Но его беззаботная манера не провела ее, Ливия устроилась на его груди и прижалась губами к его сердцу. – Жаль, что я не могу тебе помочь, - тихо сказала она, потершись щекой о темно-золотистую поросль. – Жаль, что я не могу перенести хотя бы часть этого за тебя.
- Ливия… - Его голос переполняли эмоции, рука мягко погладила ее волосы. – Никто не может помочь мне в этом. Это – мой крест – который я вырезал себе сам. И поэтому я не хочу, чтобы ты была причастна к этому. Но есть одна вещь, которую ты можешь сделать для меня, чтобы немного облегчить все это… кое-что, чтобы пережить худшие моменты…
Она отодвинулась и заглянула ему в лицо. – Что это?
Гидеон помедлил и напряженно вздохнул. – Я знаю, что ты не хочешь признавать, что любишь меня – и понимаю, почему. Но в свете того, что мне предстоят шесть месяцев ада, не могла бы ты дать мне хотя бы немного.
- Например?
Он задумчиво взглянул на нее. – Подмигни.
- Что? – спросила она в замешательстве.
- Если ты любишь меня… просто подмигни мне. Один раз. Так, значительно подмигни. Тебе не нужно говорить ни слова, только… - Голос его затих, глаза их встретились, и он посмотрел на нее с обжигающей решимостью потерянной души, которая заметила вдали на горизонте родной дом. – Только подмигни мне, - прошептал он. – Прошу, Ливия…
Она не думала, что возможно так полюбить снова.

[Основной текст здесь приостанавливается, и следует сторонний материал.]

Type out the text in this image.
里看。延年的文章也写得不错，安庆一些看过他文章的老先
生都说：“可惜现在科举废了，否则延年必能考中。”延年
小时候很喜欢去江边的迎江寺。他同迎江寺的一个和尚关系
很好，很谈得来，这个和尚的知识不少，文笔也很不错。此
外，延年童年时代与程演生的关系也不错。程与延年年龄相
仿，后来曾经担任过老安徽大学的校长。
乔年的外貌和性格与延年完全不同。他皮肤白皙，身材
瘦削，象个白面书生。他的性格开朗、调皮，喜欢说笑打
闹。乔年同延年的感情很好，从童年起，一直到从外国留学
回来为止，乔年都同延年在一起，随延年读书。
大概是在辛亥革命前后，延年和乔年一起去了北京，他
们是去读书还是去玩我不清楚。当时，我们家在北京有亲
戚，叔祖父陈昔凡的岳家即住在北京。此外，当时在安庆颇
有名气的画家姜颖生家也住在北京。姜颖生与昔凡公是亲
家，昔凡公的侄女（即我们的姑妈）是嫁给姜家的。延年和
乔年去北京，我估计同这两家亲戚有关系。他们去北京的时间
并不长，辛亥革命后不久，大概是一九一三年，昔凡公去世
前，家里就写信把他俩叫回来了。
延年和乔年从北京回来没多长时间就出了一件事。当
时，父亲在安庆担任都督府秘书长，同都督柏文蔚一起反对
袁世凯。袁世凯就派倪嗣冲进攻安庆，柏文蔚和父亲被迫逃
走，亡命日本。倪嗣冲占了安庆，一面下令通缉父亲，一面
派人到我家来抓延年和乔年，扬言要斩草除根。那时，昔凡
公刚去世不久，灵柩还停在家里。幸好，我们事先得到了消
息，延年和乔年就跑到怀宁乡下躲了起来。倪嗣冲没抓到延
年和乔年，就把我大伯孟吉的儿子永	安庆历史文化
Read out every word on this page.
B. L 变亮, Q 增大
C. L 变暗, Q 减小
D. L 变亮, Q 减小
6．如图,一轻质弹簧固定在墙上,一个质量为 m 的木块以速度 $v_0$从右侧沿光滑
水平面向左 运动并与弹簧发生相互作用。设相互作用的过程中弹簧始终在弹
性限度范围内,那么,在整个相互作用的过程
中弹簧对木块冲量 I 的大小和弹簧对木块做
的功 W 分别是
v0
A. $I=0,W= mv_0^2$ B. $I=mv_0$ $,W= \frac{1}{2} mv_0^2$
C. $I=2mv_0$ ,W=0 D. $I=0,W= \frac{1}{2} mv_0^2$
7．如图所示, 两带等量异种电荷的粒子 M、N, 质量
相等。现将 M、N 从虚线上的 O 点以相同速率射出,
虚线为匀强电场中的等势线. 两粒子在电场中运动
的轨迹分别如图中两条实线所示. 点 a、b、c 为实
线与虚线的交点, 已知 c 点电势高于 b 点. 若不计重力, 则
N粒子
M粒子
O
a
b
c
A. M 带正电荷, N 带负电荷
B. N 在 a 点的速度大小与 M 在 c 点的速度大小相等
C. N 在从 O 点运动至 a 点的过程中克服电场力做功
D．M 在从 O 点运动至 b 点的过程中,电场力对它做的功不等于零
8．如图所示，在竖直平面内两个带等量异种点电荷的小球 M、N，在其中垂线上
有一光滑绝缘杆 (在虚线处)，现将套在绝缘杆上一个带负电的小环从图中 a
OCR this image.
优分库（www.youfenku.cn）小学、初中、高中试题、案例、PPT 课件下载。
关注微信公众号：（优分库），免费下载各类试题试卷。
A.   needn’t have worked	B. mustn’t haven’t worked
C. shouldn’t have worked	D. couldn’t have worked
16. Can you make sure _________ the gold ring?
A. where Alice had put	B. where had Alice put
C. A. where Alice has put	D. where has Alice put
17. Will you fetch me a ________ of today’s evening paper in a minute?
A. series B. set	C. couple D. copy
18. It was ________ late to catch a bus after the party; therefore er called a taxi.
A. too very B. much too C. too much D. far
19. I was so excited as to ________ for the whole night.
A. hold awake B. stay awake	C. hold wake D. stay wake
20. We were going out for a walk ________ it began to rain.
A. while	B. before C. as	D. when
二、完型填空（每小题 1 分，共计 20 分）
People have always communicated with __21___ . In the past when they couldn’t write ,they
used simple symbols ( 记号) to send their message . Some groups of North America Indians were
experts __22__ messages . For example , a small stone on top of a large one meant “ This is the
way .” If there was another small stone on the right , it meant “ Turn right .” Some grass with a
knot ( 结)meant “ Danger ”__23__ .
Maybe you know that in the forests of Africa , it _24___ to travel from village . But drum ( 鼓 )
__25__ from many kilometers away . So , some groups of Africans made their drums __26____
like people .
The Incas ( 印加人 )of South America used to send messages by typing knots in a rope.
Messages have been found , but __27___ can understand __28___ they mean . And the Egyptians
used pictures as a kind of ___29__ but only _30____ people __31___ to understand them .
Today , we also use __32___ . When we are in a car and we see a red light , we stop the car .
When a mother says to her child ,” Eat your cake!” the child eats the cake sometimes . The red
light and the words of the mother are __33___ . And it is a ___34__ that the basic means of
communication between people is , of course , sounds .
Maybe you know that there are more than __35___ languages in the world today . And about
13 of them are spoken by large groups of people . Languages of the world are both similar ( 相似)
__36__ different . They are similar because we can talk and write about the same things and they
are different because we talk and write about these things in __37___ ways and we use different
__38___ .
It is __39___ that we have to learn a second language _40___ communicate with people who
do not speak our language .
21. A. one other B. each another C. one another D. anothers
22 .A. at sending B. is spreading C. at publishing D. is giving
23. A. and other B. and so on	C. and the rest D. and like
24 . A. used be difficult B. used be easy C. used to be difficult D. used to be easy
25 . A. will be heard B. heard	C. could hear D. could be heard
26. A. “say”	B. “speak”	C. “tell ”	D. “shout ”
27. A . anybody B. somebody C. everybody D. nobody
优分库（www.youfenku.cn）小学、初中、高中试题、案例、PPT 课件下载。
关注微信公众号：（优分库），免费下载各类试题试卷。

Может, некоторые люди сочли бы это предательством Эмберли, но Ливия так не считала. Эмберли хотел, что бы она была счастлива, жила полной жизнью. Она подумала даже, что ему бы, наверное, понравился Гидеон Шоу, который с таким трудом старался преодолеть свои недостатки… теплый, человечный, открытый мужчина.
Гидеон все еще ждал. Ливия встретила его взгляд и улыбнулась. Очень медленно, она закрыла глаза, открыла их снова и посмотрела на него сквозь теплый, расплывчатый свет надежды.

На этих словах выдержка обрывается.